Gout: A Prevalent Disease and an Unmet Medical Need
Gout afflicts up to 10 million people in the U.S. alone (1). Worldwide, the incidence of gout has doubled in the past 10 years and is expected to re-double in the next decade (2). Despite the prevalence of the disorder, its treatment resembles a throwback to the 1960s when Gertrude Elion and George Hitchings (future Nobel Prize winners) first synthesized allopurinol (3) in the Burroughs Wellcome laboratories as a drug that might improve clinical activity of the anti-leukemia drug, 6-mercaptopurine. More than 50 years later, allopurinol remains the established first-line, single-agent treatment for gout. Historical significance notwithstanding, fewer than half of patients treated with allopurinol actually achieve a clinical “target level” that is believed to be beneficial, and the drug has numerous side-effects, in particular serious allergic reactions.
Causes and Complications of Gout
Gout is associated with a sustained elevation of uric acid in blood. Found in all mammals, uric acid is produced by the breakdown of natural substances found in normal tissues and foods. As it accumulates, uric acid is normally filtered by the kidney and excreted in urine, although the human kidney can reabsorb a large quantity of the filtered amount back into the bloodstream. Thus, there exists a natural balance between the production of uric acid and its excretion. In patients with gout, this balance is altered, such that uric acid increases to abnormally high levels in blood – a condition known as “hyperuricemia”.

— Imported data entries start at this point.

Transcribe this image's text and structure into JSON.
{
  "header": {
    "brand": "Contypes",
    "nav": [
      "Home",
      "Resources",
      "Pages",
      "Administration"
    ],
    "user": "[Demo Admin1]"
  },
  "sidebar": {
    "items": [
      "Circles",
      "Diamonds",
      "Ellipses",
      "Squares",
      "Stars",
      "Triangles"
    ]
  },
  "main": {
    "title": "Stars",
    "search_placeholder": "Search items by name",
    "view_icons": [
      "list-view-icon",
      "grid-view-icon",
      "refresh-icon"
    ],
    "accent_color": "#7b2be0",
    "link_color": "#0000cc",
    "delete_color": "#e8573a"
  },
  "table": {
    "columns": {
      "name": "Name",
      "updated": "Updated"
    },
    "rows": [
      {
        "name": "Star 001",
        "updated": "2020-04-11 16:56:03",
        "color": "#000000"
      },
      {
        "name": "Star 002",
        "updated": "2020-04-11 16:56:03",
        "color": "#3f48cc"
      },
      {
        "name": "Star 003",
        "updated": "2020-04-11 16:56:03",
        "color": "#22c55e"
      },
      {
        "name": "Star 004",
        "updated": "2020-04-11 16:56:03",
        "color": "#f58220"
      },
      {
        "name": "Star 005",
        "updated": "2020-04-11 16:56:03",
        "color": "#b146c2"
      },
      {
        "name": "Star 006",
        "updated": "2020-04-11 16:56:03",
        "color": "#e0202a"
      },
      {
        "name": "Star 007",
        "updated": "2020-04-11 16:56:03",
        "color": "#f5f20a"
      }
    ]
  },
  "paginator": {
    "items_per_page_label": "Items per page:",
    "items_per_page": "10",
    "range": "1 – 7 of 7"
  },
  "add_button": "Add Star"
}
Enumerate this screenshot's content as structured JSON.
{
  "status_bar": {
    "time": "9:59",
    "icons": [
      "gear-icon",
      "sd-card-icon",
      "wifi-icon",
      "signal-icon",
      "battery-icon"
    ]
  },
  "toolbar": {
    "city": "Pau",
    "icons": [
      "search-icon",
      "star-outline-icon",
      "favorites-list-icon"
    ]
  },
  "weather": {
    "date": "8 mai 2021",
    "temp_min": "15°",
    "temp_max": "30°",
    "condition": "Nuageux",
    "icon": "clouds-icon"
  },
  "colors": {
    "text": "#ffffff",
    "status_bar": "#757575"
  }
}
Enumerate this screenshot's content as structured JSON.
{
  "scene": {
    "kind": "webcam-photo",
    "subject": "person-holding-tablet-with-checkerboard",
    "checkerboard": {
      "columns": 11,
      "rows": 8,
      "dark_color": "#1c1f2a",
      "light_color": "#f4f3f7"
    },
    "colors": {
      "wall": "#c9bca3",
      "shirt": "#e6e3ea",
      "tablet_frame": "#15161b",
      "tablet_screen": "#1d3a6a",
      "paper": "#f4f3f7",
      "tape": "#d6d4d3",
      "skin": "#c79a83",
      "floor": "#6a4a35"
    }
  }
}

As a disease, gout occurs when this excessive uric acid begins to fall out of solution and form crystals. A classic gout attack is characterized by the onset of progressively more severe discomfort in one or more joints, leading to an excruciatingly painful attack of arthritis (or “flare”). These attacks are caused by formation of uric acid crystals in joints and other tissues. Thus, in addition to immediately trying to relieve pain and reduce inflammation, gout treatment involves longer-term measures to reduce the risk of recurrent flares (4).
Gout tends to be a chronic, lifelong condition. Without treatment of hyperuricemia, flares related to crystallized uric acid can recur and lead to a destructive and deforming arthritis. These crystals can deposit in the kidney, leading to renal failure as well as painful stones comprised of crystalline uric acid. Accelerated cardiovascular disease has also been linked to sustained hyperuricemia.
Treatment of Gout: General Concepts
Patient treatment focuses on two major areas: relief of pain and acute inflammation (“acute gout”) and prevention of recurrent attacks and complications (“chronic gout”). Acute gout is managed with pain-killers and standard anti-inflammatory drugs (such as ibuprofen, colchicine, etc.). Several new anti-inflammatory drugs are also being investigated. Management of chronic gout focuses on reducing uric acid in blood, with a goal of reducing the overall body content of uric acid, so that the risks of future attacks and complications are minimized. In general, drugs for chronic gout work by one of two general mechanisms: either reducing uric acid production or increasing its excretion(5).
Recent advances in molecular biology and genetics, nucleotide and proteomic profiling, and metabolomics (understanding the complexity of metabolic interactions and pathways) (6) have led to rapid advances in our understanding of heretofore highly complex disorders. The Relburn Gout Program is focused on the discovery and development of novel drugs that alter both sides of the urate production/excretion equilibrium.
1. Dubchak N, Falasca GF.: New and improved strategies for the treatment of gout. Int J Nephrol Cardiovasc Dis. 3:145-66, 2010. doi: 10.2147/IJNRD.S6048.
2. Zhu Y, Pandya BJ, Choi HK: Prevalence of gout and hyperuricemia in the US general population: the National Health and Nutrition Examination Survey 2007-2008. Arth Rheum. 63:3136-41, 2011. doi: 10.1002/art.30520. http://onlinelibrary.wiley.com/doi/10.1002/art.30520/abstract;jsessionid=8A2DBBA138AF7D05EB73186EC2165271.f01t03
3. Rundles RW, Wyngarden JB, Hitchings GH, et al.: Effects of a xanthine oxidase inhibitor on thiopurine metabolism, hyperuricemia, and gout. Trans Am Assoc Physicians 76:126-40, 1963.
4. VanItallie TB: Gout: epitome of painful arthritis. Metabolism Clinical and Experimental 59 (Suppl 1);S32–S36, 2010. http://www.metabolismjournal.com/article/S0026-0495(10)00229-5/abstract
5. Khanna D, FitzGerald JD, Khanna PP, et al.: 2012 American College of Rheumatology Guidelines for Management of Gout Part I: Systematic Non-pharmacologic and pharmacologic therapeutic approaches to hyperuricemia. Arthritis Care Res. 64:1431–46, 2012. doi:10.1002/acr.21772.
6. Suhre K, Shin SY, Petersen AK, et al.: Human metabolic individuality in biomedical and pharmaceutical research. Nature 477:54-60, 2011. doi: 10.1038/nature10354.